Cuidar da saúde é mais do que tratar uma doença. É pensar no conjunto. O físico, o emocional, o contexto de vida e até os riscos que podem surgir no caminho da recuperação.
É justamente aí que entra o papel de um hospital de transição, como o Placi.
Isso porque o nosso modelo funciona como uma ponte entre o hospital convencional e o retorno para casa, oferecendo continuidade ao atendimento especializado em um momento em que o paciente ainda não está totalmente recuperado.
Na prática, é o espaço do “cuidado após o cuidado”.
O que acontece depois da alta num hospital convencional?
Receber alta não significa, necessariamente, estar pronto para retomar a rotina. Muitos pacientes ainda enfrentam:
• limitações físicas
• adaptação a novos medicamentos
• insegurança da família
• necessidade de acompanhamento contínuo
Sem suporte estruturado, esse cenário aumenta o risco de complicações. Por isso, aqui no Placi, esse intervalo crítico é tratado com atenção e estratégia.
Para quem o hospital de transição faz diferença?
Hospitais de transição atendem, principalmente, pessoas que:
• se recuperam de doenças graves
• passaram por cirurgias complexas
• sofreram lesões importantes
• precisam de reabilitação intensiva
• estão em cuidados paliativos
Cada paciente segue um plano individual, ajustado à sua condição clínica e ao seu ritmo de recuperação.
Além disso, tudo é acompanhado de perto por uma equipe multidisciplinar integrada. Médicos, terapeutas, farmacêuticos, enfermeiros, assistentes sociais e, no caso do Placi, até um assistente espiritual – trabalham juntos, com visão biopsicosocial e não apenas com foco na doença.
Por que esse modelo contribui para reduzir as reinternações?

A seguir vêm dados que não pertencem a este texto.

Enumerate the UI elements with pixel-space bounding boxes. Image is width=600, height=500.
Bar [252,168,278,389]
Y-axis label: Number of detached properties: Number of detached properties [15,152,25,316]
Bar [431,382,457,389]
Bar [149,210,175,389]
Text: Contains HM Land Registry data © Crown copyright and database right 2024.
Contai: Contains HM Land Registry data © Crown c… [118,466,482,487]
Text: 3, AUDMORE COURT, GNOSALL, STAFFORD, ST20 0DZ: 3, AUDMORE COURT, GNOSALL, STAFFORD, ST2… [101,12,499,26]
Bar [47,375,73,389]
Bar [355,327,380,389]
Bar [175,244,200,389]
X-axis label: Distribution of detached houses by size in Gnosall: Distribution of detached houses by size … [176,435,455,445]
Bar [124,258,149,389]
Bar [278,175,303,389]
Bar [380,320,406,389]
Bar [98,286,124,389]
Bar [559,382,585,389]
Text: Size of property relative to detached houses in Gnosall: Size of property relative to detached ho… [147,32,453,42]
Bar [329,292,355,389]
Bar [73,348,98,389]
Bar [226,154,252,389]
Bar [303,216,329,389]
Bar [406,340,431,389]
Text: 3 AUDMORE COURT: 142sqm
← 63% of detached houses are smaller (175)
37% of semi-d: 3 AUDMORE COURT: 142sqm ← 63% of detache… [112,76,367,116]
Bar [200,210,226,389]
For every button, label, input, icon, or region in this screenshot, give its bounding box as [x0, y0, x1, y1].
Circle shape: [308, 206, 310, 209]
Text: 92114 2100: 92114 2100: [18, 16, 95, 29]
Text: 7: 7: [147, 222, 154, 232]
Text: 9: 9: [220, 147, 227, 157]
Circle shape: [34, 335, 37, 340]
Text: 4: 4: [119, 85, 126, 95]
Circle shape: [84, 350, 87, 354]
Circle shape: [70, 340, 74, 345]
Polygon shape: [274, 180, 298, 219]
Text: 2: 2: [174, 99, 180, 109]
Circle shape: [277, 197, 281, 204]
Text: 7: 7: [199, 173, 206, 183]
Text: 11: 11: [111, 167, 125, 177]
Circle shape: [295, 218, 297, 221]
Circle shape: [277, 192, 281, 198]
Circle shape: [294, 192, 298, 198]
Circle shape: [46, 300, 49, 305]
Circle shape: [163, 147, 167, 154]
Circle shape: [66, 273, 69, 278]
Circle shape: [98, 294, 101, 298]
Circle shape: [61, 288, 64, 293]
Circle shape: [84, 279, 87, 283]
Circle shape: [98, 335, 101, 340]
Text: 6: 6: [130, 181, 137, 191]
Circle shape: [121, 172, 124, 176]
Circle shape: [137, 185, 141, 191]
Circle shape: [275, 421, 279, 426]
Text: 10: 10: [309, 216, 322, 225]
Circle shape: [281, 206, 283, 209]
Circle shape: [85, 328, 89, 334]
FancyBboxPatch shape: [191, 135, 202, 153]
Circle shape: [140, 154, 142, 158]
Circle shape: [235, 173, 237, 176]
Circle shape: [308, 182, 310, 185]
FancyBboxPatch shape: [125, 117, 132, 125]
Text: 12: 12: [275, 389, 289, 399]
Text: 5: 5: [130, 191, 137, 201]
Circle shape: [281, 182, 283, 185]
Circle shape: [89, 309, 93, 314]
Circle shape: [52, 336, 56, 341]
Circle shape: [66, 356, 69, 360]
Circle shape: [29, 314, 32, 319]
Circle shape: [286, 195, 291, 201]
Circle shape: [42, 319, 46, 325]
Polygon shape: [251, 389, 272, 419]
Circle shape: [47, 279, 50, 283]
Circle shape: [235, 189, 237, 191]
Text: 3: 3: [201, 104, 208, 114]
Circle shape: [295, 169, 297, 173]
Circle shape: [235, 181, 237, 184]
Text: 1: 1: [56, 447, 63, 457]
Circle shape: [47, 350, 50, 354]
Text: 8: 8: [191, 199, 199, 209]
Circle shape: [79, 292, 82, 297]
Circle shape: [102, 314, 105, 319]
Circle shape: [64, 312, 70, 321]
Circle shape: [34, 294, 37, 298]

A queda nas reinternações acontece por um conjunto de condições que fazem parte do próprio modelo de transição. Por exemplo:
Monitoramento contínuo – A equipe multidisciplinar identifica rapidamente qualquer alteração no quadro do paciente e intervém antes que o problema se agrave.
Segurança na administração de medicamentos – Nossa equipe de farmacêuticos acompanha e ajusta as medicações com rigor, evitando falhas e riscos comuns.
Ambiente mais seguro para recuperação – Porque fora do hospital de alta complexidade, o paciente se expõe menos a infecções e procedimentos desnecessários.
Alta no momento certo – Ou seja, num hospital de transição, o paciente só retorna para casa quando tem mais estabilidade, autonomia ou um plano de cuidados bem definido.
Preparo da família e dos cuidadores – Em outras palavras, o cuidado não termina dentro do hospital. A equipe orienta quem vai dar continuidade no pós-alta, reduzindo insegurança e possíveis erros no acompanhamento do dia a dia.
Recuperação integral: o que isso significa na prática?
A ideia de recuperação integral de um hospital de transição é bastante alinhada ao conceito de saúde adotado pela Organização Mundial de Saúde (OMS).
Segundo a agência da Organização das Nações Unidas (ONU), saúde não se resume à ausência de doença. Ela envolve bem-estar físico, equilíbrio emocional e capacidade de viver com qualidade dentro do próprio contexto social.
Isso reforça a importância do nosso modelo. Porque, no fim, não se trata apenas de sair do hospital. Se trata de voltar para a vida com mais estrutura, segurança e qualidade.